Warum Mobility-as-a-Service (MaaS) das Geschäftsmodell traditioneller Autohäuser revolutionieren wird

November 19, 2019

This article was originally published in Automotive World by John Phillips, GM of EMEA, Zuora.

 

Mobility-as-a Service (MaaS) has been hailed as a trend which could integrate and revolutionise the way city dwellers navigate their passenger journeys from one form of transport to another. Deloitte has claimed that, in dense urban environments, MaaS would offer such an improved journey and passenger experience that it could replace the need for many consumers to own private forms of transportation. Akshay Jaising of Maven, a car sharing service, has also claimed that every shared car removes ten vehicles from the road.

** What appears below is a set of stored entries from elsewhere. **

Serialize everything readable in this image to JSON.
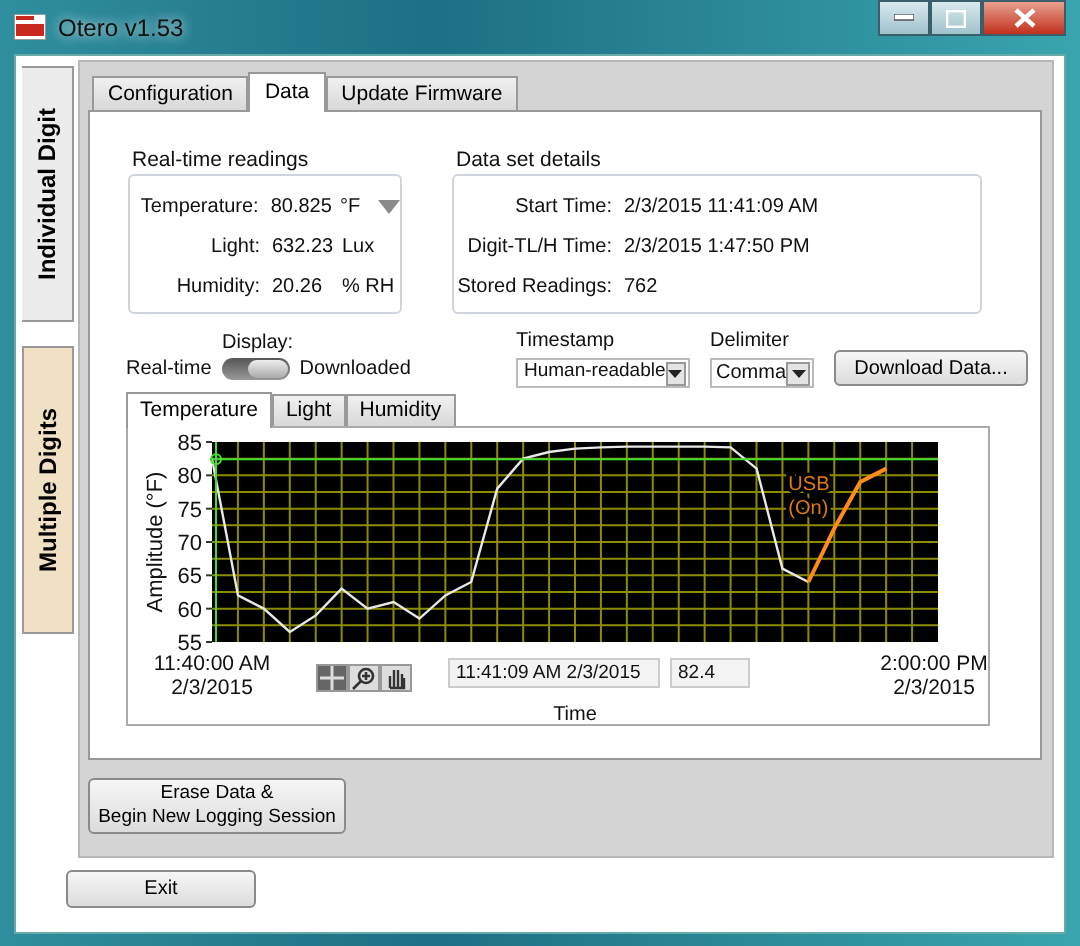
{
  "window": {
    "title": "Otero v1.53"
  },
  "side_tabs": [
    {
      "label": "Individual Digit",
      "selected": true
    },
    {
      "label": "Multiple Digits",
      "selected": false
    }
  ],
  "tabs": [
    {
      "label": "Configuration",
      "selected": false
    },
    {
      "label": "Data",
      "selected": true
    },
    {
      "label": "Update Firmware",
      "selected": false
    }
  ],
  "realtime": {
    "title": "Real-time readings",
    "rows": [
      {
        "label": "Temperature:",
        "value": "80.825",
        "unit": "°F",
        "dropdown": true
      },
      {
        "label": "Light:",
        "value": "632.23",
        "unit": "Lux",
        "dropdown": false
      },
      {
        "label": "Humidity:",
        "value": "20.26",
        "unit": "% RH",
        "dropdown": false
      }
    ]
  },
  "details": {
    "title": "Data set details",
    "rows": [
      {
        "label": "Start Time:",
        "value": "2/3/2015 11:41:09 AM"
      },
      {
        "label": "Digit-TL/H Time:",
        "value": "2/3/2015 1:47:50 PM"
      },
      {
        "label": "Stored Readings:",
        "value": "762"
      }
    ]
  },
  "display": {
    "label": "Display:",
    "options": [
      "Real-time",
      "Downloaded"
    ],
    "on": true
  },
  "timestamp": {
    "label": "Timestamp",
    "value": "Human-readable"
  },
  "delimiter": {
    "label": "Delimiter",
    "value": "Comma"
  },
  "download_button": "Download Data...",
  "graph": {
    "tabs": [
      {
        "label": "Temperature",
        "selected": true
      },
      {
        "label": "Light",
        "selected": false
      },
      {
        "label": "Humidity",
        "selected": false
      }
    ],
    "tools": [
      {
        "kind": "cursor",
        "selected": true
      },
      {
        "kind": "zoom",
        "selected": false
      },
      {
        "kind": "pan",
        "selected": false
      }
    ],
    "cursor": {
      "time": "11:41:09 AM 2/3/2015",
      "value": "82.4"
    },
    "chart_data": {
      "type": "line",
      "xlabel": "Time",
      "ylabel": "Amplitude (°F)",
      "categories": [
        "11:40:00 AM\n2/3/2015",
        null,
        null,
        null,
        null,
        null,
        null,
        null,
        null,
        null,
        null,
        null,
        null,
        null,
        null,
        null,
        null,
        null,
        null,
        null,
        null,
        null,
        null,
        null,
        null,
        null,
        null,
        null,
        "2:00:00 PM\n2/3/2015"
      ],
      "series": [
        {
          "color": "#e8e8e8",
          "values": [
            82.5,
            62,
            60,
            56.5,
            59,
            63,
            60,
            61,
            58.5,
            62,
            64,
            78,
            82.5,
            83.5,
            84,
            84.2,
            84.3,
            84.3,
            84.3,
            84.3,
            84.2,
            81,
            66,
            64,
            null,
            null,
            null,
            null,
            null
          ]
        },
        {
          "color": "#ff8c1a",
          "values": [
            null,
            null,
            null,
            null,
            null,
            null,
            null,
            null,
            null,
            null,
            null,
            null,
            null,
            null,
            null,
            null,
            null,
            null,
            null,
            null,
            null,
            null,
            null,
            64,
            72,
            79,
            81,
            null,
            null
          ]
        }
      ],
      "ylim": [
        55,
        85
      ],
      "yticks": [
        55,
        60,
        65,
        70,
        75,
        80,
        85
      ],
      "grid": true,
      "ref_lines": [
        {
          "axis": "y",
          "value": 82.4
        }
      ],
      "annotations": [
        "USB\n(On)"
      ]
    }
  },
  "erase_button": "Erase Data &\nBegin New Logging Session",
  "exit_button": "Exit"
}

OEMs are already standing up and taking notice of this trend and how it could impact on their business models. In September 2019 BMW and Daimler, decided to see this trend as an opportunity, and announced that they are investing nearly £1 billion to combine their mobility solutions around the world. Embracing coopetition, they have created a joint mobility venture, ShareNow, which will offer car sharing, multi-modal, and taxi ride hailing services, for an increasingly autonomous and on-demand future.

Consumer appetite also demonstrates a shift from ‘ownership to usership.’ A recent mobility study published by Cox Automotive highlights that the desire to own vehicles is dropping steeply among younger consumers. Enticed by the relatively small fee needed up-front and the convenience offered, many consumers in cities do not now see the need to own a car.

The rise of MaaS

According to PwC, the mobility as a service (MaaS) industry is set to be worthover £120 billion by 2022. MaaS is the integration of various forms of transport services into a single mobility service accessible on demand, according to the MaaS Alliance. Experts can see car rides easily becoming part of a multi-transport mode journey, with passengers hopping from shared bicycles to cars and scooters – or even car to car depending on routes. The popularity of existing shared mobility schemes in many European cities is buoying hope in the shared services future.

An example of this shift is Radiuz, a Dutch company saw the need for ownership based mobility solutions was disappearing and instead created a solution to offer travel as a usage-based model. The platform offers integrated mobility solutions, including public transport, bikes, taxis and even parking, in the form of a pay-as-you-go subscription, which provides access to a variety of mobility options allowing customers to plan, book and view all journeys directly online.

Arguably, many consumers are already used to a subscription based consumption model – Zuora’s recent bi-annual Subscription Economy Index (SEI) found that the Subscription Economy – an era marked by a broad consumer shift towards on-demand services – has grown more than 350% in the past 7 and a half years (since the SEI has been published).

MaaS’s impact on the automotive industry

To adapt to the industry change in the way passengers view and use transport, we will also see automotive business models evolve. The introduction of autonomous ride-sharing vehicles will be the cornerstone to making MaaS a reality and change the way consumers move around urban environments. Less congestion on the road, more environmentally friendly and convenient transport will cause a surge in consumer demand for MaaS.

And, from a B2B perspective, it is predicted that by 2025-26, vehicle subscription programs could account for nearly 10% of all new vehicle sales in the U.S. and Europe. Experts predict that over 16 million vehicles will be part of vehicle subscription services by 2025.

To prepare for this shift in how people use transport, OEMs and manufacturers should consider whether the autonomous vehicles of the future may need to be built with a subscription based payment model in mind. By developing unique, customised subscription offerings for both drivers and fleet managers alike, customers will be better placed to select the service which best suits them, and their own subscription based business.

To make this vision a reality the car manufacturers will need to think about financing models, loan terms and maintenance and repairs, as some transition from the traditional car dealerships model to becoming fleet managers.

It’s time for the automotive industry to take action. Many notable technology companies including Spotify, Uber, Apple and even Google have changed their business models to adapt to evolving customer demand – moving from a static and linear product offering to a subscription-based model to encourage recurring, predictable and stable revenue. The automotive industry should follow suit.